David O. Russell’s (The Fighter, Three Kings) latest is essentially a by the numbers rom-com earning easy laughs off mental health issues but done with real skill – so long as you don’t mind being drowned in cliche and sentimentality. Bradley Cooper, in another impressive lead at TIFF, plays a bi-polar man pining for his ex-wife and attempting to come to terms with his illness and win his wife back through a dance competition with his equally troubled family friend. Set against a background of American football which buries some of the jokes for a UK audience it just about pulls it off and makes you care for its characters despite sticking rigidly to rom-com conventions. De Niro gives a lively performance but the whole thing feels like a well-tooled crowd pleaser leaving its audience with no room for its own thoughts and nothing to take home after the obligatory happy ending. But the audience loved it…
Robert Redford’s Weather Underground thriller is a thoughtful gripping story of the human cost of political radicalism. Examining how the youthful life choices of 60’s anti-war activists have effected them 30 years after the event as the law slowly closes in on those remaining at large after a bungled bank robbery where a security guard was shot and killed. After a run of plodding features from Redford I had pretty low expectations of this but took a punt – and was really glad I did. With a great cast including Redford, Julie Christie, Richard Jenkins, Nick Nolte and Er… Shia LaBeouf this really delivers both as a man on the run against impossible odds thriller but even more so as a film about aging and consequences of trying to get on and live a normal life, including raising children, while always looking over your shoulder.
Michael Winterbottom’s latest film is an understated grim depiction of the effects of life in prison for John Simm on both himself and his young family. Simm is frustrated and pained as he watches his family grow up with him as little more than a bystander in his own life. For his long-suffering wife Shirley Henderson, it’s a repetitive grueling grind of work, childcare and lonely struggle as she looks after their four kids. But a repetitive grind for the characters is also one for the audience with a schematic juxtaposing of pastoral landscape, prison life and claustrophobic domesticity all set to a rather overbearing Nyman score. Written by Winterbottom and the writer of his fantastic Wonderland this was a real disappointment.
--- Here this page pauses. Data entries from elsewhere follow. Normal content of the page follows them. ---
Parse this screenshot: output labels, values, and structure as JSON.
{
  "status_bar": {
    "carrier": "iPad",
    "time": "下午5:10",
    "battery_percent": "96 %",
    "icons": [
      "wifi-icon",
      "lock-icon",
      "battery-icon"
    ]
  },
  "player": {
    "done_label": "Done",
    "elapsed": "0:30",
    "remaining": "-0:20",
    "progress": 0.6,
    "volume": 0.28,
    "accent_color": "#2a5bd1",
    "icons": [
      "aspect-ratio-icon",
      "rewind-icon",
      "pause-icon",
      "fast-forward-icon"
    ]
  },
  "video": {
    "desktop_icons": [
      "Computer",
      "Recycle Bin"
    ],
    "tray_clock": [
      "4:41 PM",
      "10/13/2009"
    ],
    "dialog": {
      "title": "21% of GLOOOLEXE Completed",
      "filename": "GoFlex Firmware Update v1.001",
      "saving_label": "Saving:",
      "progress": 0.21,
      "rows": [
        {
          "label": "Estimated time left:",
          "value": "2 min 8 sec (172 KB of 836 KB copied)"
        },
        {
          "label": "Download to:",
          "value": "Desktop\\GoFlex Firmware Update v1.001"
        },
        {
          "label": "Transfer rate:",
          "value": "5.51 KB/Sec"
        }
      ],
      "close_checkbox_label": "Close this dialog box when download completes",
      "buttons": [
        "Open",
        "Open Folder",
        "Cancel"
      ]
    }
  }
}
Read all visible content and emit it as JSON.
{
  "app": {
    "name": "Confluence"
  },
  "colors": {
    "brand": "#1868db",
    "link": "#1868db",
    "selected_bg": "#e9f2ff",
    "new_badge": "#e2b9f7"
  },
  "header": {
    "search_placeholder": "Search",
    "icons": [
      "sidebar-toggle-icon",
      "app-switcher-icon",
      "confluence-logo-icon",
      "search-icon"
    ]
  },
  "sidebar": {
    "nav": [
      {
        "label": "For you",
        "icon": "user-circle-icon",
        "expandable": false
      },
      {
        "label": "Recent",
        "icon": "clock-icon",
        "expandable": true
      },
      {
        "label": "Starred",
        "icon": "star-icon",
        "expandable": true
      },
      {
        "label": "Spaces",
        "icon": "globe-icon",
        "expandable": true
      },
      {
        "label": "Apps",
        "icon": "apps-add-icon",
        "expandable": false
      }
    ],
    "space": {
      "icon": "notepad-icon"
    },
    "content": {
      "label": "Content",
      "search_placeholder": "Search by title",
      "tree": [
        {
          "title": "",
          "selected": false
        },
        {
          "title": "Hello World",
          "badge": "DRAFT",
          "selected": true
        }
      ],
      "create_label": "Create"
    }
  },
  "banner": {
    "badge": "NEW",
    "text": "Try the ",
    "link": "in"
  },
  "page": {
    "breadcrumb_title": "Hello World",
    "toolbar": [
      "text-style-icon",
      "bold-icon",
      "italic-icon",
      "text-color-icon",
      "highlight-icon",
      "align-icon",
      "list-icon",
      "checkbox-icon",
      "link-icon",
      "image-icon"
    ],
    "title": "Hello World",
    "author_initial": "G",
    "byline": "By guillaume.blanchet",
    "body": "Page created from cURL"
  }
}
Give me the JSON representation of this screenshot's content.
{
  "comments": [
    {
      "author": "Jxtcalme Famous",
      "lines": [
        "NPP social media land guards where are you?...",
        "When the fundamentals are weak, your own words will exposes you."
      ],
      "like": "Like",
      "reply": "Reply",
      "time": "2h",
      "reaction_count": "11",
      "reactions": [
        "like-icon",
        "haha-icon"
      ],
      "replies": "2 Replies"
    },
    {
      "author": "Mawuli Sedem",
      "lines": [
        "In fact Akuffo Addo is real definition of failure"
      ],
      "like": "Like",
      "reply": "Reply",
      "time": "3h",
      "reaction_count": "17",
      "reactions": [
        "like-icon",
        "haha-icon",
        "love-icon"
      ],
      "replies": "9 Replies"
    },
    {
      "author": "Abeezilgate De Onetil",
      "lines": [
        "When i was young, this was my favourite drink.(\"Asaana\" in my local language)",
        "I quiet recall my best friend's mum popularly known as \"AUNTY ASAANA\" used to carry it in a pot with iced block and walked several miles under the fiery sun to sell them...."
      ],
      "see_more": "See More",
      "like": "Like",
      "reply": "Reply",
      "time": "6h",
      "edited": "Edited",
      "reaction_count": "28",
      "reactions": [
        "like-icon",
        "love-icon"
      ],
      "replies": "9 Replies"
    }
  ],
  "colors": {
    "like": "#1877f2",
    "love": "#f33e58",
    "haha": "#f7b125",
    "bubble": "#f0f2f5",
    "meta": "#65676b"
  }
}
Intended as a long term, but now truncated, project to be shot over many years a la Seven-up, this feels very much like a filler between projects rather than a thought through developed full feature.
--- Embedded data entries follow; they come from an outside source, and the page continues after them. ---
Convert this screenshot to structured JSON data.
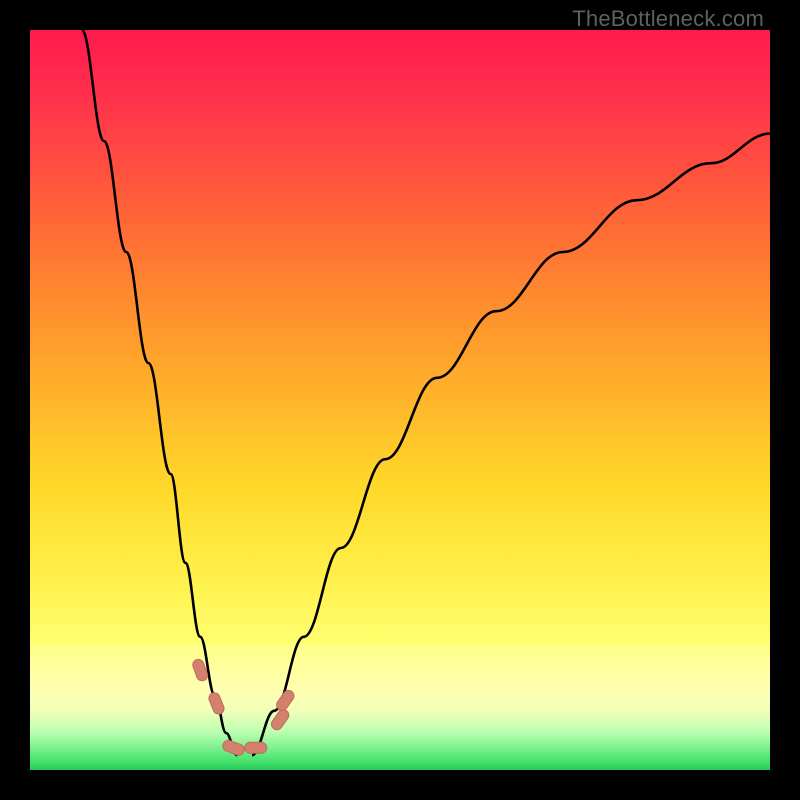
{
  "watermark": "TheBottleneck.com",
  "chart_data": {
    "type": "line",
    "title": "",
    "xlabel": "",
    "ylabel": "",
    "xlim": [
      0,
      100
    ],
    "ylim": [
      0,
      100
    ],
    "note": "Axes are unmarked; values are normalized 0–100 estimated from pixel positions. y=100 is top of plot.",
    "series": [
      {
        "name": "left-curve",
        "x": [
          7,
          10,
          13,
          16,
          19,
          21,
          23,
          25,
          26.5,
          28
        ],
        "y": [
          100,
          85,
          70,
          55,
          40,
          28,
          18,
          10,
          5,
          2
        ]
      },
      {
        "name": "right-curve",
        "x": [
          30,
          33,
          37,
          42,
          48,
          55,
          63,
          72,
          82,
          92,
          100
        ],
        "y": [
          2,
          8,
          18,
          30,
          42,
          53,
          62,
          70,
          77,
          82,
          86
        ]
      }
    ],
    "markers": [
      {
        "shape": "capsule",
        "x": 23.0,
        "y": 13.5,
        "angle": 70
      },
      {
        "shape": "capsule",
        "x": 25.2,
        "y": 9.0,
        "angle": 68
      },
      {
        "shape": "capsule",
        "x": 27.5,
        "y": 3.0,
        "angle": 20
      },
      {
        "shape": "capsule",
        "x": 30.5,
        "y": 3.0,
        "angle": 0
      },
      {
        "shape": "capsule",
        "x": 33.8,
        "y": 6.8,
        "angle": -55
      },
      {
        "shape": "capsule",
        "x": 34.5,
        "y": 9.4,
        "angle": -55
      }
    ],
    "background_gradient": {
      "top": "#ff1a4d",
      "mid": "#ffd92a",
      "bottom": "#2bc85c"
    }
  }
}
Mark Ruffalo, Gwyneth Paltrow and Tim Robbins star in Stuart Blumbergs (writer of The Kids Are Alright) debut as a director. It comes across as schematic splicing of Shame and Magnolia with its multiple parallel narratives centered around a neutered portrayal of sex addiction. The problem was a distinct lack of imagination and easy laughs. Without the top notch cast giving the material more respect than it deserves this could be a TV disease of the month film. Bleugh.
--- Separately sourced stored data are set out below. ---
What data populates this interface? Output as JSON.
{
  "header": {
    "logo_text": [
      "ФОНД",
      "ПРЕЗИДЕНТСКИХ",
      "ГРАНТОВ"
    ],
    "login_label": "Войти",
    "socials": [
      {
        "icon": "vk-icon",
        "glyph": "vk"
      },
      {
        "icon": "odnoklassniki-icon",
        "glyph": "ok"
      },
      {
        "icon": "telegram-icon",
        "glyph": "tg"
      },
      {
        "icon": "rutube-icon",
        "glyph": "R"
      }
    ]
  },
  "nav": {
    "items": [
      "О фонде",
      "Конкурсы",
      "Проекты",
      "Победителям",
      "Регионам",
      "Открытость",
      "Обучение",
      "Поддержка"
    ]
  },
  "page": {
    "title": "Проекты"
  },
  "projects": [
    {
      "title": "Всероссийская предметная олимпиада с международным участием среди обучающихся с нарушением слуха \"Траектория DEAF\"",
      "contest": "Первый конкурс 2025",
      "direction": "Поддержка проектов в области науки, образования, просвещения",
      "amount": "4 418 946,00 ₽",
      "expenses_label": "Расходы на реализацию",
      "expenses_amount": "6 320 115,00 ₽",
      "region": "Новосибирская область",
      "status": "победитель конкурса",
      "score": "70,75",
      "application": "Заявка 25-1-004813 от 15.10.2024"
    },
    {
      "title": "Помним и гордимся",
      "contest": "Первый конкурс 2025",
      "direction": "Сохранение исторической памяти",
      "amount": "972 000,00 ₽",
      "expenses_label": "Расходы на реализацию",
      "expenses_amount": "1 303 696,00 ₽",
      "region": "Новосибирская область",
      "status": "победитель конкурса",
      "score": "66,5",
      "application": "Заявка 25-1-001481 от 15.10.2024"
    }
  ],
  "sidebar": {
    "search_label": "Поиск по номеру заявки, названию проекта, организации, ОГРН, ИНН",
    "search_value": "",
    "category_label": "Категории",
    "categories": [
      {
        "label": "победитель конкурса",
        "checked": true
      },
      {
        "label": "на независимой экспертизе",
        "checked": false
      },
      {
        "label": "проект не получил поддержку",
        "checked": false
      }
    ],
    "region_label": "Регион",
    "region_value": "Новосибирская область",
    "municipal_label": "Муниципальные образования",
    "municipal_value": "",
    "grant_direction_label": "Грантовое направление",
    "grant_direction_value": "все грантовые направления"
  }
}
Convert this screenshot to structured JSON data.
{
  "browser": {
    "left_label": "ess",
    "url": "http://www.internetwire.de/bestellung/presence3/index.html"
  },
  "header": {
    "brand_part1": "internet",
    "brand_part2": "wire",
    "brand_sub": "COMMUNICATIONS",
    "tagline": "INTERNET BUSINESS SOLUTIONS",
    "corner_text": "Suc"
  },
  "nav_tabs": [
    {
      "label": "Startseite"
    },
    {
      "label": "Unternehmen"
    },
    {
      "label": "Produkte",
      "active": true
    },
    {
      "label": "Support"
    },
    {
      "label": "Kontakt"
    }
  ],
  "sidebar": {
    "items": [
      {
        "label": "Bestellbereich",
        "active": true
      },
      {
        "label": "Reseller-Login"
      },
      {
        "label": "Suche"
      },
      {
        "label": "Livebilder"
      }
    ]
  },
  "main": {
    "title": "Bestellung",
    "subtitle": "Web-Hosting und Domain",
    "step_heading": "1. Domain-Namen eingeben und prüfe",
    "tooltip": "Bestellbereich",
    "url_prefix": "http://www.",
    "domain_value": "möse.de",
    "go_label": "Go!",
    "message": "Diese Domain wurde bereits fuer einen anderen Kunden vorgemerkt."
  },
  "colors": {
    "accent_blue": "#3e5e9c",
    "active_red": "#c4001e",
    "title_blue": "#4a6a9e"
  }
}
Whoever would have guessed Nick Cassavetes (The Notebook and My Sisters Keeper) had this film lurking in the darker recesses of his imagination? A wildly inventive portrait of a prescription drug addicted supply teacher who finds herself in economic freefall after being fired for having sex with a father at her school PTA meeting. Along the way we get a witty series of drug fueled hallucinations ranging from Busby Berkeley dance sequences singing about being broke, a jaw droppingly fun cycling accident which sees our heroine flashing back to her sex-filled love affair with with her brother, a touretting Sienna Miller, animated disney pastiches as she hooks up to play happy families with self-admitted misogynist Ray Liotta, a vicious family dinner with Gena Rowlands and Melanie Griffith morphing literally into animals as they tear into both each-other and a hairy roast pig. Deliciously bonkers.